Two states with deep roots in the history of civilian nuclear power in the U.S. are facing disputes over nuclear plant shutdowns: Pennsylvania and New Jersey.
In Pennsylvania, site of the nation’s first commercial reactor, Shippingport, opened near Pittsburgh in 1957, the legislature may consider legislation to provide state aid to preserve five nuclear stations, with nine units. Several solons has said they will soon introduce a bill to upstate the state’s 2004 portfolio standard law – requiring that 18% of the Keystone State’s electricity come from renewables by 2021 – include nuclear as a carbon-free resource.
Pennsylvania is the nation’s second-largest nuclear electricity producing state, after Illinois, which has a state nuclear subsidy program in operation.
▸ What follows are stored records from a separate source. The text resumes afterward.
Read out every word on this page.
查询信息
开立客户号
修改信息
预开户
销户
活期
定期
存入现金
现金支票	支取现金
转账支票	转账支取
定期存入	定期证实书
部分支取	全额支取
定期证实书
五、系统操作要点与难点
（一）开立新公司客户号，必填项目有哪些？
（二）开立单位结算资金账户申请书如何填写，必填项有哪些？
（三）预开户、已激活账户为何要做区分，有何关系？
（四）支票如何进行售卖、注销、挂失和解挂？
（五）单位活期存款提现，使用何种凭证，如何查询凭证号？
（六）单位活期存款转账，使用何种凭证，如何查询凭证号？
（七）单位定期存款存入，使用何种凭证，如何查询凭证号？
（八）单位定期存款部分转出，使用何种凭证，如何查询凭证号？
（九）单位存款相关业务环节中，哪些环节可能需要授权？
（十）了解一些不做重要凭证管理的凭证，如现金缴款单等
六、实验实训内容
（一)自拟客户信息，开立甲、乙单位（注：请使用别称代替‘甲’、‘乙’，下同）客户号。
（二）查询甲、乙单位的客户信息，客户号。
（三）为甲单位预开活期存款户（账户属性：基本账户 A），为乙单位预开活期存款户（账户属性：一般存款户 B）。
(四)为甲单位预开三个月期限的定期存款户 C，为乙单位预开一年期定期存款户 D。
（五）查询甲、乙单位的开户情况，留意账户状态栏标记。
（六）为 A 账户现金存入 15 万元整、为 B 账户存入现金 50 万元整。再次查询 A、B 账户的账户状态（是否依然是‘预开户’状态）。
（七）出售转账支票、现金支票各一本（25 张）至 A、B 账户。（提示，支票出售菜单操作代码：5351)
Pennsylvania’s nukes face the same pressures as those in Illinois, owned by Exelon: difficulty in competing in wholesale competitive power markets against natural gas and heavily subsidized wind and solar.
At risk in Pennsylvania are:
* Beaver Valley, two 852-MW pressurized water reactors (PWR), owned by Ohio’s First Energy Nuclear Operating Co. in Beaver County not far from the Shippingport site.
* Susquehanna, two 1,180-MW General Electric Boiling Water Reactors (BWR) in Luzerne County in eastern Pennsylvania, owned by Talen Energy.
* Exelon’s Three Mile Island Unit 1, an 871-MW PWR near Harrisburg, sister to the Three Mile Island Unit 1 that melted down in 1979 in the worst nuclear accident in the U.S.
* Limerick, Exelon’s two 1090-MW BWRs near Philadelphia.
* Peach Bottom, Exelon’s two 1065-MW BWRs in central Pennsylvania.
Most at risk are Beaver Valley and TMI. This month, Exelon said that the state legislators have until June to come up with a subsidy regime for TMI or the plant will close. CEO Chris Crane said that the plant needs to order a new core before refueling, and that is driving the June date.
It’s not an easy sell for nuclear interests in the state. Plentiful and cheap natural gas is putting severe economic pressure on the nukes, and Pennsylvania is at the heart of the gas revolution. The Marcellus Shale formation, which extends broadly in the state, and hydraulic fracturing technology has transformed energy supply in the state and across the country. Fracking has been a growth industry in Pennsylvania for more than a decade, while nuclear has been falling behind economically.
In New Jersey, subsidies for the state’s nuclear plants are now before the state regulators, the Board of Public Utilities. Last year, the legislature passed a law establishing a nuclear subsidy regime similar to that of Illinois and New York, with “zero emissions credits” rewarding the plants for their minimal air emissions. The law gave the BPU the role of deciding how to implement the program.
The Garden State has three nuclear operating nuclear units, all in the southern end of the state in Salem County and all owned by Public Service Enterprise Group (PSEG): the 1172-MW Hope Creek GE BWR, and the two 1150-MW PWRs at the Salem station.
New Jersey is the site of the iconic Oyster Creek plant, a 636-MW GE BWR that went into service in late 1969. It came about as a result of a financially ruinous commercial war between the two pioneer reactor vendors, Westinghouse with its pressurized water reactors and GE with its BWRs, to establish positions in the market for commercial nukes. Exelon closed Oyster Creek last fall.
PSEG has said that it will shutter the three plants if the BPU in April does not approve some $300 million annually is state subsidies for the plants. President Ralph LaRossa said, “As part of that application process, you have to commit that you are closing the plants (if the subsidy is not approved) and we indicated that with an officer’s signature in that document.”
The utility is getting pushback. As New Jersey Spotlight reported earlier this month, Joseph Bowring, the independent market monitor for the PJM Interconnection, where the New Jersey nukes compete, disputed PSEG’s argument that it will have to close the plants within three years if it doesn’t get the subsidies. He said, “PSEG overstates its need for subsidies of Hope Creek and Salem I and Salem II units. PSEG understates forward energy revenues, understates capacity revenues, overstates costs and overstates the risk.”
Earlier, the New Jersey Rate Council, a state consumer protecting agency, also rained on PSEG’s subsidy parade. Rate Council Stafanie Brand said, “When their assumptions are examined closely, their claims of financial hardship fall away.”
The Atlantic City Press editorialized last week, “Too bad New Jersey’s subsidy law doesn’t include a recapture provision to require the plants to return the subsidy should profits turn out to be much higher than expected.”